The plot represents a societal breakdown after an accidental release of an extremely contagious virus. It focuses on the struggle of four of the survivors that escaped the deadly rage virus which swept the nation, the riots and damage that ensued later as well as the team of the infected victims that wander at night looking for human flesh. They take a trip to Manchester hoping to find an army base that can rescue them. This film has its own merits and disadvantages. For instance, the long silence in between the bursts of violence permits the viewer to empathize with the characters in the film. Moreover, the film has a good script, in addition to the mix of comedy, drama, and romance that makes it worth watching and relating to. I would say that the use of digital video in the film worked against the overall meaning. This is because some action sequences turned into abstract blurs making it impossible to know what is happening. In general, this is a great movie that I would recommend to anyone who loves watching zombie movies
Marcel Sarmiento’s Deadgirl
Deadgirl is a 2008 horror film written by Trent Haaga and directed by Marcel Sarmiento and Gadi Harel. It stars Rickie (Shiloh Fernandez), J.T. (Noah Segan), Clint (Michael Bowen), JoAnn (Candice Accola) and Wheeeler (Eric Podnar) among others. The movie is about two high school boys (Rickie and JT) who find a deceased young woman in the basement of a deserted insane asylum. However, they realize that she is not really dead, but, at the same time, not alive enough to make an escape. This makes them turn her into a sex slave. One thing I noted about the film is the manner in which the directors refrain from showing much detail to the audience. For instance, in the first half of the movie, the majority of the acts of the dead girl takes place completely off camera. Most of the rape’s graphic aspects are hidden from the public view. In my opinion, this puts the viewer in a rather uncomfortable and unpleasant position where the audience is forced to imagine what happens in those episodes which are not shown to them. This makes the film less gratifying when compared to other films such as Hostel (2005) by Eli Roth. In addition, the remaining part of the movie that is shown is so uncomfortable, brutal, and disgusting that I would not wish to repeat watching in the near future.
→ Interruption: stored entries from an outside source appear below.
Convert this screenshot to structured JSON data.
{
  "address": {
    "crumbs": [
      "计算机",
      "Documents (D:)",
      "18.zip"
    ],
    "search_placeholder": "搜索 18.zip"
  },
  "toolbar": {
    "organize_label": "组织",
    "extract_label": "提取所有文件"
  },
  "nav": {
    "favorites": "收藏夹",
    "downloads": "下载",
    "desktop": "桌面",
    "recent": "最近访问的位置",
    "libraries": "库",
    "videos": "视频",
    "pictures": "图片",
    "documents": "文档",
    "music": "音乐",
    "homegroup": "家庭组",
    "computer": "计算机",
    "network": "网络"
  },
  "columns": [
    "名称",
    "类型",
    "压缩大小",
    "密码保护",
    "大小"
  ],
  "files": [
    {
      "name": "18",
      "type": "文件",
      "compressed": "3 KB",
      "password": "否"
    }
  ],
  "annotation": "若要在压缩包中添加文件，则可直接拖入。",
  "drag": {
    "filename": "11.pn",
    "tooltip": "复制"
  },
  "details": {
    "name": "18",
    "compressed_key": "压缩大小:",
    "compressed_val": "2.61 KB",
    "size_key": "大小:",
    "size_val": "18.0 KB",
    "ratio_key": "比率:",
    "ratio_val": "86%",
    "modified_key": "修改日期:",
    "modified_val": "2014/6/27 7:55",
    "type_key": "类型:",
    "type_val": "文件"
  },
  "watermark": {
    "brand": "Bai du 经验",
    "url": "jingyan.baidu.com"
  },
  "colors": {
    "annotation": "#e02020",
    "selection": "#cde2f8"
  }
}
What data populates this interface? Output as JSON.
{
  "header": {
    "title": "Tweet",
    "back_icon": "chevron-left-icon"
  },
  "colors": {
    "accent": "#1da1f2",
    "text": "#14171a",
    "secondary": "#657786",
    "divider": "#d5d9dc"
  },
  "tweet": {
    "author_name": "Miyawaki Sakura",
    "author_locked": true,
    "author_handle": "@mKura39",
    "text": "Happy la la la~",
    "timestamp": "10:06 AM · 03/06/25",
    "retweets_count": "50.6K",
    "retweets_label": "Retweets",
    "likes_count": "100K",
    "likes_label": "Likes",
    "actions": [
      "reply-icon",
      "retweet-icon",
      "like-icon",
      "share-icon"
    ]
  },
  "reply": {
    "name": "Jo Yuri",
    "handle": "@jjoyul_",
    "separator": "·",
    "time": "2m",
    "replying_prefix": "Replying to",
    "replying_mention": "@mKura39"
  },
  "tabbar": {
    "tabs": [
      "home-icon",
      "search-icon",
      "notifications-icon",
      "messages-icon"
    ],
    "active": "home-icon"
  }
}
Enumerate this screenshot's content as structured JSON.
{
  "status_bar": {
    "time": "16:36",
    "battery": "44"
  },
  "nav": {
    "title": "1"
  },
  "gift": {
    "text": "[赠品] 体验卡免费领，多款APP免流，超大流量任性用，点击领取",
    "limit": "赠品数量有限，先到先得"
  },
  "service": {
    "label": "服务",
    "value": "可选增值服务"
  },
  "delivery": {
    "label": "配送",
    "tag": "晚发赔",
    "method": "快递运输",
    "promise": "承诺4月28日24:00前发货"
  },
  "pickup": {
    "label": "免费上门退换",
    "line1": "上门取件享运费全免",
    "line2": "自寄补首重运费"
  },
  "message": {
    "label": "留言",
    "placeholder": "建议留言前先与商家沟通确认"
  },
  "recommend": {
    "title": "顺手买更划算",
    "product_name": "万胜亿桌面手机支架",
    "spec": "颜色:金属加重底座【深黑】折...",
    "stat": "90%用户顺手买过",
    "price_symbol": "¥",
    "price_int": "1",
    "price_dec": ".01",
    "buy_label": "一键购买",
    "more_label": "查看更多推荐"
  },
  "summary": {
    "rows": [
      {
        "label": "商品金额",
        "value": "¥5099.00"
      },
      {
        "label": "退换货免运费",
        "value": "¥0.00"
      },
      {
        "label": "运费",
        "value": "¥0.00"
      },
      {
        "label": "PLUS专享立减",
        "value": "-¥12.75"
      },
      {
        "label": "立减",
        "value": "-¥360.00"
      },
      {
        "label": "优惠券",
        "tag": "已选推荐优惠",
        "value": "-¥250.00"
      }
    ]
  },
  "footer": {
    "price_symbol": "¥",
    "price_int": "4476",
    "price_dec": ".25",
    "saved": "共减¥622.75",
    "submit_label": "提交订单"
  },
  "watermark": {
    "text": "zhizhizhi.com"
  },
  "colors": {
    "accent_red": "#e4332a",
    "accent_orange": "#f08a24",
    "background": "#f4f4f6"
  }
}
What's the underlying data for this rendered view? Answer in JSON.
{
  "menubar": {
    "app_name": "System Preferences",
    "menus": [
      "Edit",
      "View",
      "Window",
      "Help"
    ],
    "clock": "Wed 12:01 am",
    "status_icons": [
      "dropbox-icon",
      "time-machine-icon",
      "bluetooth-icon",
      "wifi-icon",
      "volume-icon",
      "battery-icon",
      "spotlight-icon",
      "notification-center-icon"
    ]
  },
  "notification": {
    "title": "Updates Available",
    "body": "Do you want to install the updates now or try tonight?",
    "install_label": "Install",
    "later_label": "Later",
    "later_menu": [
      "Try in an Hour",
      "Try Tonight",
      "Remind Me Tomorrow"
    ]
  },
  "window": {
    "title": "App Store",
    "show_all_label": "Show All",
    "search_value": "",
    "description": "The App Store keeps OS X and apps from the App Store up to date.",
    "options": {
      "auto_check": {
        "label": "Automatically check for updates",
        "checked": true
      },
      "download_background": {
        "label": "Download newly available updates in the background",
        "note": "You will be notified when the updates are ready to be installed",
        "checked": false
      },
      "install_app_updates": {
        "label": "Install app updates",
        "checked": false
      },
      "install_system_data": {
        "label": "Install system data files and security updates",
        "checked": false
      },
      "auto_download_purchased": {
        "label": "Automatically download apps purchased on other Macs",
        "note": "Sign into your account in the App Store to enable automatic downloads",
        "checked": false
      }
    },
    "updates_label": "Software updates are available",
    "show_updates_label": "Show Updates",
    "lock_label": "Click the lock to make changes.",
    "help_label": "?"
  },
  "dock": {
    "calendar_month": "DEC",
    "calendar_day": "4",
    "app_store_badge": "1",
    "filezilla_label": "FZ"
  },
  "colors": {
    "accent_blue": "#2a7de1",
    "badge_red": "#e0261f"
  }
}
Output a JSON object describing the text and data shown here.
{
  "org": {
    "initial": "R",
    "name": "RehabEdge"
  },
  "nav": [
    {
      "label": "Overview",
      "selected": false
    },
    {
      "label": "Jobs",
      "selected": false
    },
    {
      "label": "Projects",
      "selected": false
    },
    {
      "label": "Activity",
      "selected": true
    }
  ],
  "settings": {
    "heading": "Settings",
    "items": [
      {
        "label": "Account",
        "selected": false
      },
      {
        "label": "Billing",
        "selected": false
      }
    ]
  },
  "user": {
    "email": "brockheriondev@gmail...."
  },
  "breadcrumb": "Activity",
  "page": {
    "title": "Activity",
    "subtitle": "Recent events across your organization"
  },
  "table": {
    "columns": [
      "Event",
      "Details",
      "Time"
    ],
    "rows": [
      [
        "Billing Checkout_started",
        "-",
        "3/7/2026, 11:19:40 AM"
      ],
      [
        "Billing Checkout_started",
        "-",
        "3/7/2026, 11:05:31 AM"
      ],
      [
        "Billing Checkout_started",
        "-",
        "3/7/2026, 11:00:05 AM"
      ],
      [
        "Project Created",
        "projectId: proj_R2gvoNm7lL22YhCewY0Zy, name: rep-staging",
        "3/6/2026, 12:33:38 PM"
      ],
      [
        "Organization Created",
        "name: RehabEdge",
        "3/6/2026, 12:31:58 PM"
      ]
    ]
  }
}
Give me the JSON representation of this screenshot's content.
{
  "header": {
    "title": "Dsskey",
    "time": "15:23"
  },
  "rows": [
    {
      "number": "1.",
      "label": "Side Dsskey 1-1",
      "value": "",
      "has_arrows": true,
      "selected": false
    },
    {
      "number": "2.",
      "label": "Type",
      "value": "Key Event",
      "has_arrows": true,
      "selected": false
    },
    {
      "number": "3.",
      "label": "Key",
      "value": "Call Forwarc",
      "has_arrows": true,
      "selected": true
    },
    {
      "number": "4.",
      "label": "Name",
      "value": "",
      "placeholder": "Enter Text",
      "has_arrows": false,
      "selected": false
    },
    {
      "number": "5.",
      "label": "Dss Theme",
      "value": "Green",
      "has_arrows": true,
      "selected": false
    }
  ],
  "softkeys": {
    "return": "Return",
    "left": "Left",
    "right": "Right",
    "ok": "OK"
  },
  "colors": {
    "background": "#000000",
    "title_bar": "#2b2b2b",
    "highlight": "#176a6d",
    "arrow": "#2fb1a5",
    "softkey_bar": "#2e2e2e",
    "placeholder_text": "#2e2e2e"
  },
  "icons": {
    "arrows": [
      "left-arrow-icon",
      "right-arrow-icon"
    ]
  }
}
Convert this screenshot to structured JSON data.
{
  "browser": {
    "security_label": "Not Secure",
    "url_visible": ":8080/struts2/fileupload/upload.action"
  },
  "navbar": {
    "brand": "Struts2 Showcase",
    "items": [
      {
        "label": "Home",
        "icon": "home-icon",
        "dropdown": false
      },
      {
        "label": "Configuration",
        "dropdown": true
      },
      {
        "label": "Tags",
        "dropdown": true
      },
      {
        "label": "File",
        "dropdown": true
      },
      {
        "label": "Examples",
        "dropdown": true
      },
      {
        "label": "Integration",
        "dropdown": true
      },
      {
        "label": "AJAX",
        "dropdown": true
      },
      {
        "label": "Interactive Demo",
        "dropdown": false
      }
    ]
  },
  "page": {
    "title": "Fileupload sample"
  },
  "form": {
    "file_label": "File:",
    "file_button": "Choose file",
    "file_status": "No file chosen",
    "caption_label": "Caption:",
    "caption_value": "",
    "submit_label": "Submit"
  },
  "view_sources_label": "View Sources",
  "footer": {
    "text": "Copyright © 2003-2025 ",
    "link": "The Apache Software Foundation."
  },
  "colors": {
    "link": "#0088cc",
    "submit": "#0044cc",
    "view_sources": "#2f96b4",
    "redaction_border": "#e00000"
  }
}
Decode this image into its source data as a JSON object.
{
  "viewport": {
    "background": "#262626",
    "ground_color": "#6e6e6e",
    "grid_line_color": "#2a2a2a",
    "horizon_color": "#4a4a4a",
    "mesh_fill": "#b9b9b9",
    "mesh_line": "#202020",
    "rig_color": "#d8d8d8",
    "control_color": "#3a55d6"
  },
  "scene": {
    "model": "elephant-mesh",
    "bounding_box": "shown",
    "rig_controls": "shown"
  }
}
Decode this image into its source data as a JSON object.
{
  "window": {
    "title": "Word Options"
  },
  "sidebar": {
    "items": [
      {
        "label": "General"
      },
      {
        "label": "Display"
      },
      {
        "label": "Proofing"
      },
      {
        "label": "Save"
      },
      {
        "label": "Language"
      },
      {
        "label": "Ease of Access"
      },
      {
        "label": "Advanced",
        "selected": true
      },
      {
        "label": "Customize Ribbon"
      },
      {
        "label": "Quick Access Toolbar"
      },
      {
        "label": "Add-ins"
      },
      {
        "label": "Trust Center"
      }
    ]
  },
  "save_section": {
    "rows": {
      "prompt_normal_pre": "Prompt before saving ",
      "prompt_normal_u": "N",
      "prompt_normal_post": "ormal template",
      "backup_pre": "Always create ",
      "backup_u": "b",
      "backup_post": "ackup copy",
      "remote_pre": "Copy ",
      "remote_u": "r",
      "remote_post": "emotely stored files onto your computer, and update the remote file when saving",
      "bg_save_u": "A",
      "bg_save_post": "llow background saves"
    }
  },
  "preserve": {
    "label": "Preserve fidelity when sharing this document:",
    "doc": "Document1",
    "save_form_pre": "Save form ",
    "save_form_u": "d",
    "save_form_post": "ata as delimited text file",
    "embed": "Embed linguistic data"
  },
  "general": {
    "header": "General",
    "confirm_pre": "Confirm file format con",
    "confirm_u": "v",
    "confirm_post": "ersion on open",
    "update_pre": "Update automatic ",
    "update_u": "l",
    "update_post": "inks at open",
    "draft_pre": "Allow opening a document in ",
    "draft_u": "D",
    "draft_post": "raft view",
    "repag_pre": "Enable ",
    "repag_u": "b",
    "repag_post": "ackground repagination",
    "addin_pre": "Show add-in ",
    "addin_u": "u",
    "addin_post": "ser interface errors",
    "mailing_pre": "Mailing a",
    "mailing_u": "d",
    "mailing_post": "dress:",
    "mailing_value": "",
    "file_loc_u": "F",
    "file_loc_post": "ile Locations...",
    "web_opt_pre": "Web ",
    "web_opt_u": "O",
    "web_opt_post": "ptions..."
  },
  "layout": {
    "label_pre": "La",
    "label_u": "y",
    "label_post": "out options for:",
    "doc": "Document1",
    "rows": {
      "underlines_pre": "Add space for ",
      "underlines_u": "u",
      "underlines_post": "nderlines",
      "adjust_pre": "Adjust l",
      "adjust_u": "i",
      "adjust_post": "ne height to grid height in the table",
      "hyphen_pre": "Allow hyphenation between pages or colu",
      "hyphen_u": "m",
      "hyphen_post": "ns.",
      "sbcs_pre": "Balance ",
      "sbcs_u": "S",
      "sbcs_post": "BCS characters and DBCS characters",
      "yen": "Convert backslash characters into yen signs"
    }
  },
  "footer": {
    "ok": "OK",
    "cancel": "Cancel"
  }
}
One thing that makes this movie compelling is its story that is unexpected and unique making it refreshing and original. The film can be said to be both pretty good and bad at the same time. There is not adequate sex to compare it to films such as Specie, or adequate gore to make it comparable to Sa, what thus makes it distinct. In conclusion, this film is horrific and disgusting, and I would not recommend it to people who fear horror films.